We need to show that,

$S(k+1): 2^{k+1} > k + 1$, is also true.

Now, LHS of $S(k+1)$,

$= 2^{k+1}$

$= 2 \cdot 2^k$

$> 2k$, Since $S(k)$ is true

$= k + k$

$\ge k + 1$, Since $k \in \mathbb{N} \implies k \ge 1$

$= \text{RHS of } S(k+1)$.

Therefore, $S(k+1)$ is true if $S(k)$ is true.

By the method of mathematical induction, $S(n)$ is true for all $n \in \mathbb{N}$.

Question 11

Show that: $\lfloor\underline{n} > 2^n$ for all $n \in \mathbb{N}$ and $n > 4$. 

Solution:

Let $S(n): \lfloor\underline{n} > 2^n$.

Since $n > 4$, the initial case is $n = 5$.

$S(5): \lfloor\underline{5} > 2^5 \implies 120 > 32$, which is true.

Let $S(k): \lfloor\underline{k} > 2^k$, is true for some $k \in \mathbb{N}$ where $k \ge 5$.

We need to show that,

$S(k+1): \lfloor\underline{k+1} > 2^{k+1}$, is also true.

Now, LHS of $S(k+1)$,

$= \lfloor\underline{k+1}$

$= (k + 1)\lfloor\underline{k}$

$> (k + 1)2^k$, Since $S(k)$ is true

$> 2 \cdot 2^k$, Since $k \ge 5 \implies k + 1 > 2$

$= 2^{k+1} = \text{RHS of } S(k+1)$.

Therefore, $S(k+1)$ is true if $S(k)$ is true.

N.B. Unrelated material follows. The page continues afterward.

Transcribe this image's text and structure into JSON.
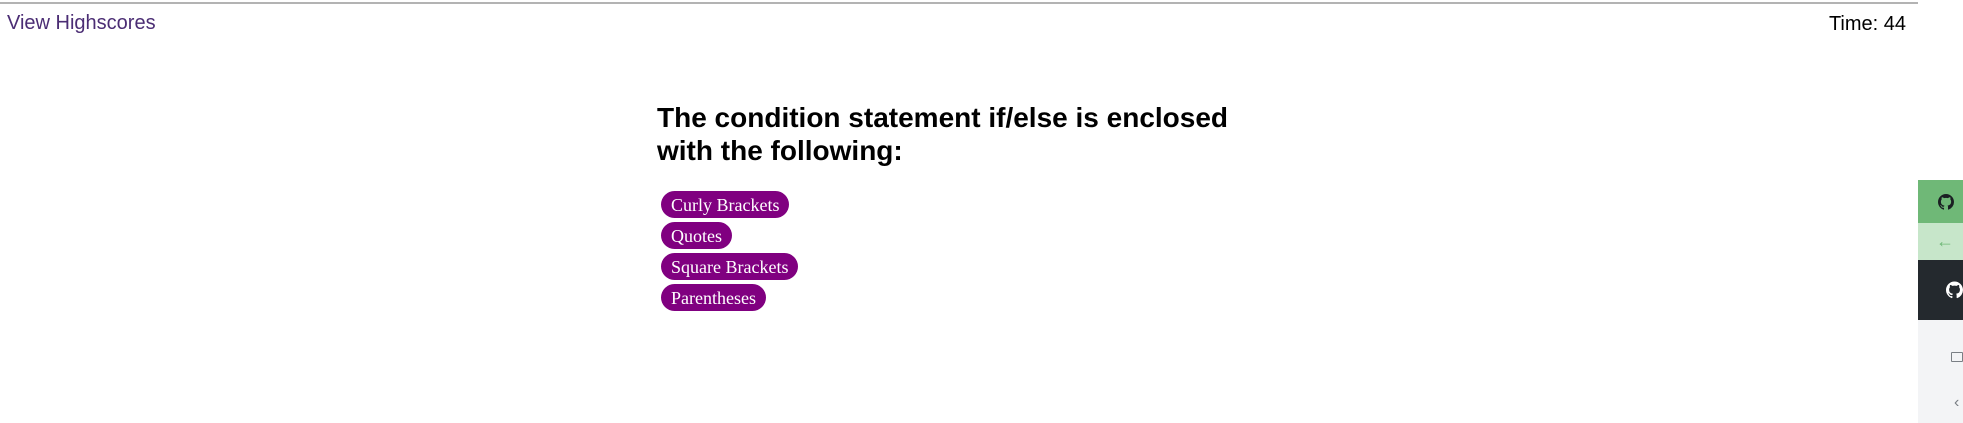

By the method of mathematical induction, $S(n)$ is true for all $n \in \mathbb{N}$ ($n > 4$).

Question 12

Show that: $(1 + a)^n \ge 1 + na$ for $1 + a > 0$ and $n \in \mathbb{N}$. 

Solution:

Let $S(n): (1 + a)^n \ge 1 + na$.

$S(1): (1 + a)^1 \ge 1 + 1 \cdot a \implies 1 + a \ge 1 + a$, which is true.

Let $S(k): (1 + a)^k \ge 1 + ka$, is true for some $k \in \mathbb{N}$.

We need to show that,

$S(k+1): (1 + a)^{k+1} \ge 1 + (k + 1)a$, is also true.

Now, LHS of $S(k+1)$,

$= (1 + a)^{k+1}$

$= (1 + a)^k(1 + a)$

$\ge (1 + ka)(1 + a)$, Since $S(k)$ is true and $(1 + a) > 0$

$= 1 + a + ka + ka^2$

$= 1 + (k + 1)a + ka^2$

$\ge 1 + (k + 1)a$, Since $k \in \mathbb{N}$ and $a^2 \ge 0 \implies ka^2 \ge 0$

$= \text{RHS of } S(k+1)$.

Therefore, $S(k+1)$ is true if $S(k)$ is true.

By the method of mathematical induction, $S(n)$ is true for all $n \in \mathbb{N}$.